I miserabili

A Napoli un bambino è morto a sei anni di povertà. Veniva dall’isola di Capo Verde, ma sapeva già
leggere e scrivere in italiano. Era educato, ordinato, molto pignolo, dicono le maestre. Amava il
disegno e sognava di fare l’ingegnere. Si chiamava Elvis, come l’eroe del rock. Lo hanno trovato
per terra, in una stamberga di venti metri quadri, i polmoni intasati dalle esalazioni di un piccolo
braciere.

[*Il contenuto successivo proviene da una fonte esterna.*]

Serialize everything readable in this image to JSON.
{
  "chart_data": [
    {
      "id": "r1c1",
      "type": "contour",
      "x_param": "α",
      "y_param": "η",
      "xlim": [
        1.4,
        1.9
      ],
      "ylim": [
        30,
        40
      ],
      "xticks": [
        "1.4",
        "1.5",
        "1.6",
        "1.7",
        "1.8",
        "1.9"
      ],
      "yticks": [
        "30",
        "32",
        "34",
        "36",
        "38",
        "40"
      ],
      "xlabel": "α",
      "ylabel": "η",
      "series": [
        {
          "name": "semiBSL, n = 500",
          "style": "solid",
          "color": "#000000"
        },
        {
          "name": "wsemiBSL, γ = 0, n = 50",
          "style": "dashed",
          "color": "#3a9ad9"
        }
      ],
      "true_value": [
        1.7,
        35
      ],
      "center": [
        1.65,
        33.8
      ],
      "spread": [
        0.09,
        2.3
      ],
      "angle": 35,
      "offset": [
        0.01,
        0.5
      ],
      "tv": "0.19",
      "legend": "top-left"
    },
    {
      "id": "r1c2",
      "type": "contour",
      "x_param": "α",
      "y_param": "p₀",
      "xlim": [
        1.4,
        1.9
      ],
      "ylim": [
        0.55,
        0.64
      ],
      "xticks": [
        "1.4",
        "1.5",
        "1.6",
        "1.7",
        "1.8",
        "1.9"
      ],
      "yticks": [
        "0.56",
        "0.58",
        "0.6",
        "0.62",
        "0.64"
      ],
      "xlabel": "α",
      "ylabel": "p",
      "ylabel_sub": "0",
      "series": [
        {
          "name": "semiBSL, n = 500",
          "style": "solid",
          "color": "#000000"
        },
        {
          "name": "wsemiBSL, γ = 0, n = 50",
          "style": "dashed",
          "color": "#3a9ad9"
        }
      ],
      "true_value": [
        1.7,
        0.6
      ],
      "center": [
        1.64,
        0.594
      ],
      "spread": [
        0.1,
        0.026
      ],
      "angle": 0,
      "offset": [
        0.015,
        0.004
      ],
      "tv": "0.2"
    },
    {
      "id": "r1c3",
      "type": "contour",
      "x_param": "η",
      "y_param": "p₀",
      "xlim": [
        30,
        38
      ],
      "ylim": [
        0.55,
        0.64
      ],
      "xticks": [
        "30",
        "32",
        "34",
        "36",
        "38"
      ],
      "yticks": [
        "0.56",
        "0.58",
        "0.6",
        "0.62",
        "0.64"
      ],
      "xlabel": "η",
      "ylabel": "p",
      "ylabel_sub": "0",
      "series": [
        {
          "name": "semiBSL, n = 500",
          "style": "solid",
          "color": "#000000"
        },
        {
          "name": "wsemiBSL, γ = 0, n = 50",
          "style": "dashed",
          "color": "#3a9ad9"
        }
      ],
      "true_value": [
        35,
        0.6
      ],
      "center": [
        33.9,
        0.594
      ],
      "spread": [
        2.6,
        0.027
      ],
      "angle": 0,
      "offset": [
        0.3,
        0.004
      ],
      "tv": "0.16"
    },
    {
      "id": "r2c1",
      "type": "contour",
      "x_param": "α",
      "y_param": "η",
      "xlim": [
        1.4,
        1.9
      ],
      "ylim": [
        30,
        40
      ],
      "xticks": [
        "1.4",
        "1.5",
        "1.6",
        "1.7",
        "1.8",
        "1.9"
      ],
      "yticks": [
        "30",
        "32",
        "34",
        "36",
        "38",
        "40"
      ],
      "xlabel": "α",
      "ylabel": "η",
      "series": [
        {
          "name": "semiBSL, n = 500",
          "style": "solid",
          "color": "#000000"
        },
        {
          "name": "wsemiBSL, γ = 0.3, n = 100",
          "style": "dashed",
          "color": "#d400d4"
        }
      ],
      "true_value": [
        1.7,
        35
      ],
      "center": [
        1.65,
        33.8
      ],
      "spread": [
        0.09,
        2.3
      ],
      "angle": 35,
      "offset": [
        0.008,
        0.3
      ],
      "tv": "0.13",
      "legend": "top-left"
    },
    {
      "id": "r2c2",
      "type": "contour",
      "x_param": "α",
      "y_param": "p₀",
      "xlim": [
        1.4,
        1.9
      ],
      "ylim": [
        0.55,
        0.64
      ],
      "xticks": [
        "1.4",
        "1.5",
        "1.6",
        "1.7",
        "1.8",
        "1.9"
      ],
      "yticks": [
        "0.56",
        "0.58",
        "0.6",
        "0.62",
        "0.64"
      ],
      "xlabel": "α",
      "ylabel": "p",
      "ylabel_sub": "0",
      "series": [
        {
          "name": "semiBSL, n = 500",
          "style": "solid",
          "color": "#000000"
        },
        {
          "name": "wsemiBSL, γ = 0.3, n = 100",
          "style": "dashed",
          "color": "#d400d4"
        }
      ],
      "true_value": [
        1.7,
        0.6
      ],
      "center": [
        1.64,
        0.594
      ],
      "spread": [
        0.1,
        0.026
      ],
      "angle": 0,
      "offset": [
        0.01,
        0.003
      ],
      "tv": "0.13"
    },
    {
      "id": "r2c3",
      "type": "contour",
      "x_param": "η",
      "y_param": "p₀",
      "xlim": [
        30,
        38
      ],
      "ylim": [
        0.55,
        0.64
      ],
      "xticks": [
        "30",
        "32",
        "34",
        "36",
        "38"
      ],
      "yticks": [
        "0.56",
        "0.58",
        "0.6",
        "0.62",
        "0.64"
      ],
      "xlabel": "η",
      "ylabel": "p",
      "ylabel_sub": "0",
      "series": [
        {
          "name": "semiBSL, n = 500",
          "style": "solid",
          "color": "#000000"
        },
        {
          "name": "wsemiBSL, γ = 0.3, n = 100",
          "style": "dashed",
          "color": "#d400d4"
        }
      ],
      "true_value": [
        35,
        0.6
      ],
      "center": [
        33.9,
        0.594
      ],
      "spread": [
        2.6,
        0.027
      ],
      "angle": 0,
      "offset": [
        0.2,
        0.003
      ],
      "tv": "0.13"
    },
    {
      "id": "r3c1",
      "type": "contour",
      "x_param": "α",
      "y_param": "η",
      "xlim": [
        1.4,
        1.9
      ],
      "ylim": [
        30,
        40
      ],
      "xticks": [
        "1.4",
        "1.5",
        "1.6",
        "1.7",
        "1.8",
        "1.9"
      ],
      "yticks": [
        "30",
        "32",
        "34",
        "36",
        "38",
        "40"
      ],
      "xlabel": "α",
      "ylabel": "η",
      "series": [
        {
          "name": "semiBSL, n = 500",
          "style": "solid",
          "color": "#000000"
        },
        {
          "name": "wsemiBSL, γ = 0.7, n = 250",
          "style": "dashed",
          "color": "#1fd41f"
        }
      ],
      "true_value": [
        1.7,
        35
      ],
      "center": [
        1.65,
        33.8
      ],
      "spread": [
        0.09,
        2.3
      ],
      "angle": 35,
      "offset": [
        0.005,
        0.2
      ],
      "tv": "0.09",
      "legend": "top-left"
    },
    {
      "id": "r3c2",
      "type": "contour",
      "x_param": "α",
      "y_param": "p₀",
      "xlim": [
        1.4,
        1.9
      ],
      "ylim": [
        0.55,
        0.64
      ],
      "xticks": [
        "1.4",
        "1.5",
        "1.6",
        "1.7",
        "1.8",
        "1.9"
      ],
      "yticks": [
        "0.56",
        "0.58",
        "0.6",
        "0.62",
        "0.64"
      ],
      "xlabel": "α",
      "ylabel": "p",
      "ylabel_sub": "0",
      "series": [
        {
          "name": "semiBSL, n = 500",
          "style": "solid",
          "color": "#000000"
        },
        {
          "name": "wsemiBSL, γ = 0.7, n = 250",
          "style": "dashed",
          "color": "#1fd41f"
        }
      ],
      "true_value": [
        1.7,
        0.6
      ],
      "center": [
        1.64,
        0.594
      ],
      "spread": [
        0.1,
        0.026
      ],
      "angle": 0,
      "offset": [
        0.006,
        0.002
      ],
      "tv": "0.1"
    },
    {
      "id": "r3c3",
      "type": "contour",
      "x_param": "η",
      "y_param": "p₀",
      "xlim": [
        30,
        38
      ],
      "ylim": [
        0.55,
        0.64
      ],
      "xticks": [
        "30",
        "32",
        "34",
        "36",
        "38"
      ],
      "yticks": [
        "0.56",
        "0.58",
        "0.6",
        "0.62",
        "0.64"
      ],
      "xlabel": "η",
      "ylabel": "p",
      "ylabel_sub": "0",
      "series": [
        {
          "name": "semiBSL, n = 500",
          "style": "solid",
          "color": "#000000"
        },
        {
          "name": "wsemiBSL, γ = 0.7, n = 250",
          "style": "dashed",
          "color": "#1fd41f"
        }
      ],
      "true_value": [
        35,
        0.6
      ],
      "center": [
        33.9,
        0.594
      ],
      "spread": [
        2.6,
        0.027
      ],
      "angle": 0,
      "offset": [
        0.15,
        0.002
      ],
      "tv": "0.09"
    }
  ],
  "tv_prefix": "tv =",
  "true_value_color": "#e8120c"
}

Da quando l’Enel aveva staccato la corrente che alimentava la stufetta elettrica, quel fuoco
improvvisato e velenoso era diventato l’unica fonte di riscaldamento di tutta la famiglia. Non c’era
altro calore, non c’era più cibo. Ed Elvis se n’è andato così, addosso alla madre agonizzante, la testa
appoggiata al ventre da cui era uscito sei anni prima per la sua breve e infelice partecipazione alle
vicende del pianeta Terra.

Mi sento totalmente inutile, come giornalista e come essere umano, perché mi tocca ancora
raccontare storie del genere, nel mio evoluto Paese.
Ci riempiamo la bocca, io per primo, di parole
superflue. Ci appassioniamo ai problemi di minoranze potenti e arroganti. E accanto a noi, in un
silenzio distratto, si consumano le disfatte degli umili e dei mansueti.
Persone come la mamma di
Elvis, che fino all’ultimo ha provato a raggranellare onestamente qualche soldo per la stufetta,
andando in giro a fare le pulizie. Il Bene ieri ha perso di brutto. L’importante è rendersene conto,
non distrarsi, non rassegnarsi, organizzare la riscossa.
Anche per Elvis, che tornerà a trovarci ogni
giorno, sulla faccia di tanti bambini uguali a lui.